Where to Begin

By Len Wallick

Things are falling into place for the Aries Full Moon taking place tomorrow night or early Saturday morning, depending where you are. This opposition of the luminaries has been our theme this week for two reasons. First it is the second of two consecutive Full Moons to occur in the same sign. One could consider it a variety of blue Moon — popularly taken as the second Full Moon in a calendar month. This astrological type of blue Moon takes place every two or three years and thus qualifies as auspicious, but not necessarily rare.

The second unique consideration is that Venus is in the same degree of Scorpio as it was for the immediately previous Aries Full Moon of September 23. This synchronization of placement and timing goes beyond rare, defies precedent or subsequent duplication. Sort of like you. It takes place in a year of one extraordinary event after another.

There was the simultaneous and prolonged occupation of three cardinal points by trans-personal and epochal planets — the conjunction of Jupiter and Uranus in Aries, the last of which was in July of 1927. It will not happen again for over a thousand years. And we had the first conjunction of those same two planets in Pisces; the last time this happened was over seven centuries ago. That’s just to name a few.

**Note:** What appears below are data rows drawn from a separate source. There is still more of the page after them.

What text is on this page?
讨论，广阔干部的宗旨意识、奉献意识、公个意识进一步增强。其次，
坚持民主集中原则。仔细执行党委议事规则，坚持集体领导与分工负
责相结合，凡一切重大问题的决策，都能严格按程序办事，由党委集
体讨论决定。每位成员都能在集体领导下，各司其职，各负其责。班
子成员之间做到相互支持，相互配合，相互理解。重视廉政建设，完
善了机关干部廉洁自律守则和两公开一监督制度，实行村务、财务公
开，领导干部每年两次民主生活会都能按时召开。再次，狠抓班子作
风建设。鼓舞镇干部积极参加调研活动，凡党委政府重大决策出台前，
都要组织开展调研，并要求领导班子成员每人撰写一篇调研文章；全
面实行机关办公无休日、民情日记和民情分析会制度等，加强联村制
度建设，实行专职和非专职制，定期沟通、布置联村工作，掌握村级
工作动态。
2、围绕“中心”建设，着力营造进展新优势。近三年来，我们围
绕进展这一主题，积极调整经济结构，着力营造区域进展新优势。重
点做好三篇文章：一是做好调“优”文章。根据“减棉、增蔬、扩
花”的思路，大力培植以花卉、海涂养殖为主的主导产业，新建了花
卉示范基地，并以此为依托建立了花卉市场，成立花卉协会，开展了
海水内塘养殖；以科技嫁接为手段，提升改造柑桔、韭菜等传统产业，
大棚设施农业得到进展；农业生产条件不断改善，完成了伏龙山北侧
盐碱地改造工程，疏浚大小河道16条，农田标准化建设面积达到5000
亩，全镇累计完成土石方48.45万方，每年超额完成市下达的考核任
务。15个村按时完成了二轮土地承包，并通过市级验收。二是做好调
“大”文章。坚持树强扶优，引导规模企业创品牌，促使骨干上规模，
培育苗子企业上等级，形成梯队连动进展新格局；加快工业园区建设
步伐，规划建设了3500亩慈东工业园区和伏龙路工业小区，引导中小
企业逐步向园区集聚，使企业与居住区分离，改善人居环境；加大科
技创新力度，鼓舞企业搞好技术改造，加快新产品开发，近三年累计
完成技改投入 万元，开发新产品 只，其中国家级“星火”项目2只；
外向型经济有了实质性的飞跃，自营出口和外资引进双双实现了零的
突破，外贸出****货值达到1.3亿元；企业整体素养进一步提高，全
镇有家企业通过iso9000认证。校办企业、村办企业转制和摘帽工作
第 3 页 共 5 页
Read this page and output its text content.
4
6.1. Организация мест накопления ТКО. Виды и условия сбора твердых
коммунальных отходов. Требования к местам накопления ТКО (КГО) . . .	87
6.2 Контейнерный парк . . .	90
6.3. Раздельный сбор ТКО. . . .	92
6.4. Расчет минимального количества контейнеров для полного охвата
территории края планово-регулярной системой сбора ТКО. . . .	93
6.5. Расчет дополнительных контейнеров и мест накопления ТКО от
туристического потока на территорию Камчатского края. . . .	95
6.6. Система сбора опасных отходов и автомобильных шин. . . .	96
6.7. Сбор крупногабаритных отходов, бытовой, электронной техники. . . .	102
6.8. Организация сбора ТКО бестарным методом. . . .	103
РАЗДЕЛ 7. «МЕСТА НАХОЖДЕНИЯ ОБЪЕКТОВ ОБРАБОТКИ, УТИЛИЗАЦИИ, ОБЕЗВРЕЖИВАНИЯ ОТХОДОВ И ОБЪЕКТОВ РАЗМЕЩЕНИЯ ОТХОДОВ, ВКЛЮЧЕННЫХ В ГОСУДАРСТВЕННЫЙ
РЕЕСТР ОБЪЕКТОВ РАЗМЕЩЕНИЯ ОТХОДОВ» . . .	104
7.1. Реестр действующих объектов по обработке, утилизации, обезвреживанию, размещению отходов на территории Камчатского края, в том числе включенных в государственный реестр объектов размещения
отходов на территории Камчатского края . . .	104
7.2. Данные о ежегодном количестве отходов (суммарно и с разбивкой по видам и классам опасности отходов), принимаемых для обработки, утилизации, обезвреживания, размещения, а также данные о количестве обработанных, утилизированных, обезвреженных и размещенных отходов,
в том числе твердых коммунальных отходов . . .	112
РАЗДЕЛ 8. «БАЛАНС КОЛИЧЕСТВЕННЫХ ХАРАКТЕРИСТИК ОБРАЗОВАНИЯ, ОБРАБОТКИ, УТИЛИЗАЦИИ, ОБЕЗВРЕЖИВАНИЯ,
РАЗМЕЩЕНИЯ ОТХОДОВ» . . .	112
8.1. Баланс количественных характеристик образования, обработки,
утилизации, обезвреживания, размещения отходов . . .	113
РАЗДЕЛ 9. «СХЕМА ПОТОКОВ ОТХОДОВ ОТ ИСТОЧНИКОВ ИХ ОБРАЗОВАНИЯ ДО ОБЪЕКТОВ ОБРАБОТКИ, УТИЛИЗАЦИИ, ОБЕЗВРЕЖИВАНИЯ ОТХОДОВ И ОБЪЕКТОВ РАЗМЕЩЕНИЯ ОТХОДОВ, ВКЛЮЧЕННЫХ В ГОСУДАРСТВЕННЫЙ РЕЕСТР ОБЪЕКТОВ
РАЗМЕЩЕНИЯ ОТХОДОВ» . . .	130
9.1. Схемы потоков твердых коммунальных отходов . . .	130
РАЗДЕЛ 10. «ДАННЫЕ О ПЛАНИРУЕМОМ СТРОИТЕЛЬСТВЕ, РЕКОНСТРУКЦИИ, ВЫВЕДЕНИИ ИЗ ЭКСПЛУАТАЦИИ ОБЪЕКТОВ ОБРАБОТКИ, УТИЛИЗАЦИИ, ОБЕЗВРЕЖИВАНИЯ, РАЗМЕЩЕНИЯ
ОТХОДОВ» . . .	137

Now, with the major planets outside the asteroid belt in a period of transition, things are getting personal. Today is the first full day of Mercury in Scorpio, currently occupied by Venus and Mars. Those three are the personal planets. So called because they orbit the Sun many times in a typical human life, marking out the months and years. By the day after tomorrow, Sol will have joined them in Scorpio, illuminating the days in a rhythm that is at the root of astrology.

Mars rules Scorpio and is on its way out the back door of that sign. It also rules Aries, scene of tomorrow’s astrological blue Moon. Venus is retreating towards the front door on its way back to Libra where it, in turn, rules and where Sol will experience the second consecutive opposition to Luna. You thought the old cardinal T-square represented everything at once.